Michael McMahon's picture
University of Oxford
Professor of Economics

Voting history

Prospects for Economic Growth in the UK April 2014

Question 1

The long period of slow or negative growth might imply that there is a substantial output gap in the UK economy.  Do you agree that there is currently a larger output gap than the OBR estimate to the extent that the shortfall in output relative to capacity is 3% or greater?  

Neither agree nor disagree
Confidence level:
Not confident
I tend to be pessimistic that, at least in the short- to medium-run, the UK's supply potential has been reduced as a result of the financial crisis. Together with persistence of the 8% drop in GDP from 2008-2009, I have expected weaker growth to persist for some years, and still expect growth to be weaker in the near term than in the period from 1995-2007. However, I remain very uncertain about the true size of the output gap and my best guess would probably be a very wide range of 2-4% which straddles the 3% value in the question.
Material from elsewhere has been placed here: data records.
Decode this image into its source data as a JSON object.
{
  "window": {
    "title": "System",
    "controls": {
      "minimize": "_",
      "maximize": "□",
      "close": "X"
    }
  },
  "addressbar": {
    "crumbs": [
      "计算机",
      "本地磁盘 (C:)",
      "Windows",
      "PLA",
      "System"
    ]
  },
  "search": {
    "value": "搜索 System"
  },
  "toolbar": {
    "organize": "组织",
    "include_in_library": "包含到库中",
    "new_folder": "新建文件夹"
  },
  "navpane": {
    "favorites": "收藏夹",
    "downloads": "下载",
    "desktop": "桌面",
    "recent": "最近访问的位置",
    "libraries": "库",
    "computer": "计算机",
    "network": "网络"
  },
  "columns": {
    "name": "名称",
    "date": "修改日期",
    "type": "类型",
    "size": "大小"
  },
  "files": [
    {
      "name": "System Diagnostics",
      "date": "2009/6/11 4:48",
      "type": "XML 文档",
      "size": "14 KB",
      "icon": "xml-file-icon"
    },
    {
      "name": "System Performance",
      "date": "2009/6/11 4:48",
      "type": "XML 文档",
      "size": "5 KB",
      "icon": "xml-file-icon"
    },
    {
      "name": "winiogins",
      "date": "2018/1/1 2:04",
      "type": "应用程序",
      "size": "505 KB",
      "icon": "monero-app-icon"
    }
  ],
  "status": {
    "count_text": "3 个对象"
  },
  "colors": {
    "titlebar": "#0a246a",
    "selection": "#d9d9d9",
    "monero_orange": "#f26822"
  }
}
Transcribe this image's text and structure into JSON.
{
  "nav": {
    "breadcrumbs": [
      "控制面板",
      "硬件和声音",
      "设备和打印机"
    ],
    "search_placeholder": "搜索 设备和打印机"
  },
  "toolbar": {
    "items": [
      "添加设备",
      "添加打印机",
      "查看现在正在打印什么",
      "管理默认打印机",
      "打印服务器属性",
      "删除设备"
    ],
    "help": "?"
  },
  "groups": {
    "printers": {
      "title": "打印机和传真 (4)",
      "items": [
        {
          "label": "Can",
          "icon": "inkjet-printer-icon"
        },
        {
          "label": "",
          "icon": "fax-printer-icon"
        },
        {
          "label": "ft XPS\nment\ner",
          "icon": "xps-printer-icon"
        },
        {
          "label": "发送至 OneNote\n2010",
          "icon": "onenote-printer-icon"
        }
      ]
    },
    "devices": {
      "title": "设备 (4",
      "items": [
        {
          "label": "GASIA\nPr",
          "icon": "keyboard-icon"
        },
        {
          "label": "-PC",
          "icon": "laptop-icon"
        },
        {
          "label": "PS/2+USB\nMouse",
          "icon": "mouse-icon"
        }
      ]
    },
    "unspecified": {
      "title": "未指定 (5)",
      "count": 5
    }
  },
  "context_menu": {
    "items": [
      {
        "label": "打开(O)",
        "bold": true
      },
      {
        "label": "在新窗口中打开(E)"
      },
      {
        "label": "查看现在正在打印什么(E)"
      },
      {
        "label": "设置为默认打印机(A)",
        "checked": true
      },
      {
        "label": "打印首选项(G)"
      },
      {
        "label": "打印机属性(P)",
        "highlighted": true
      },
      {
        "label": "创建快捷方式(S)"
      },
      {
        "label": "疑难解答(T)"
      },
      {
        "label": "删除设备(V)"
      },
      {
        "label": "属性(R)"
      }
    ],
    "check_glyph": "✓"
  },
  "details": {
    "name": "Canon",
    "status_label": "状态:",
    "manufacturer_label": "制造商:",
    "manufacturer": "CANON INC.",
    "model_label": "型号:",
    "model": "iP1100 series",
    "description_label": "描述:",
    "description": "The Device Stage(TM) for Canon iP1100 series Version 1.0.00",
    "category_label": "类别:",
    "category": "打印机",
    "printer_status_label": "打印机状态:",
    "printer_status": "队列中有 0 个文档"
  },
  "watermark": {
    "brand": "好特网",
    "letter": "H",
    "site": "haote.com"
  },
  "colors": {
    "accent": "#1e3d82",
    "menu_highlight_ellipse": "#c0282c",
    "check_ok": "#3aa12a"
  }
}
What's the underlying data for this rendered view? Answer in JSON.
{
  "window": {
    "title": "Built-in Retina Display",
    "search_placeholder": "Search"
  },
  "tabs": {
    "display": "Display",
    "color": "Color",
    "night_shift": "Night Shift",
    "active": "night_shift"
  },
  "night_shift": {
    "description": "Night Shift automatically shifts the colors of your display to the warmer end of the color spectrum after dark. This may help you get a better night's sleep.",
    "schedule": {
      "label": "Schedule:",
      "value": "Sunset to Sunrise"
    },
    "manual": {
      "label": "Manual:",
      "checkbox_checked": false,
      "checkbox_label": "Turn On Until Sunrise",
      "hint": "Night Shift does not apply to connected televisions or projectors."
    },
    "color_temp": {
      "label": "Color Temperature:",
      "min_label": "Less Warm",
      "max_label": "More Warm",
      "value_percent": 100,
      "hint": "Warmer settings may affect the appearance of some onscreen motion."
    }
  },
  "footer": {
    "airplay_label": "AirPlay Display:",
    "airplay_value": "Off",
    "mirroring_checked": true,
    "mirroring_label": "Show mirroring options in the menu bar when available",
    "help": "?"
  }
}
Responsible long-term fiscal policy (pilot survey)

Second question:

To help ensure that advanced country governments pursue responsible fiscal policies, countries should adopt formal rules for limiting structural deficits, which are supported by primary legislation or constitutional reform.

Confidence level:
I am in favour of rules governing fiscal policy limits so long as those rules ensure that elected politicians can select the balance and allocation of spending and tax within those limits. Any legislation must set rules that take account of different country situations, and expected future liabilities; this means that structural deficit limits may need to be time-varying. And it is vital to have an appropriate system for adjusting appropriately for cyclical effects; I remember that an attempt by the European Commission to cyclically-adjust EU fiscal deficits failed because countries could not all agree on a single method to cyclically-adjust the deficit.

First question:

To help ensure that advanced country governments have sufficient flexibility to respond to future crises, it is important that finance ministries aim for a ratio of public debt to GDP that is substantially less than 60% in normal times.

Confidence level:
Very confident
I do not agree that 60% or some other lower value is somehow a magic number that, if adhered to, will provide the scope for a fiscal response in the event of another crisis or even a milder recession. The application of one-size-fits-all optimal level of debt does not seem like good advice to me. We know, in an accounting sense, that debt dynamics (in terms of debt as a percentage of GDP) are affected by nominal GDP growth which differs substantially across countries. Countries face very different future claims from health and pension spending, and moreover governments in different countries have different levels of assets. It may be that certain countries need to reduce debt to levels substantially below 60%, but also there are some countries who could, and in fact should, allow debt to be higher than 60% in order to facilitate investment in the near term.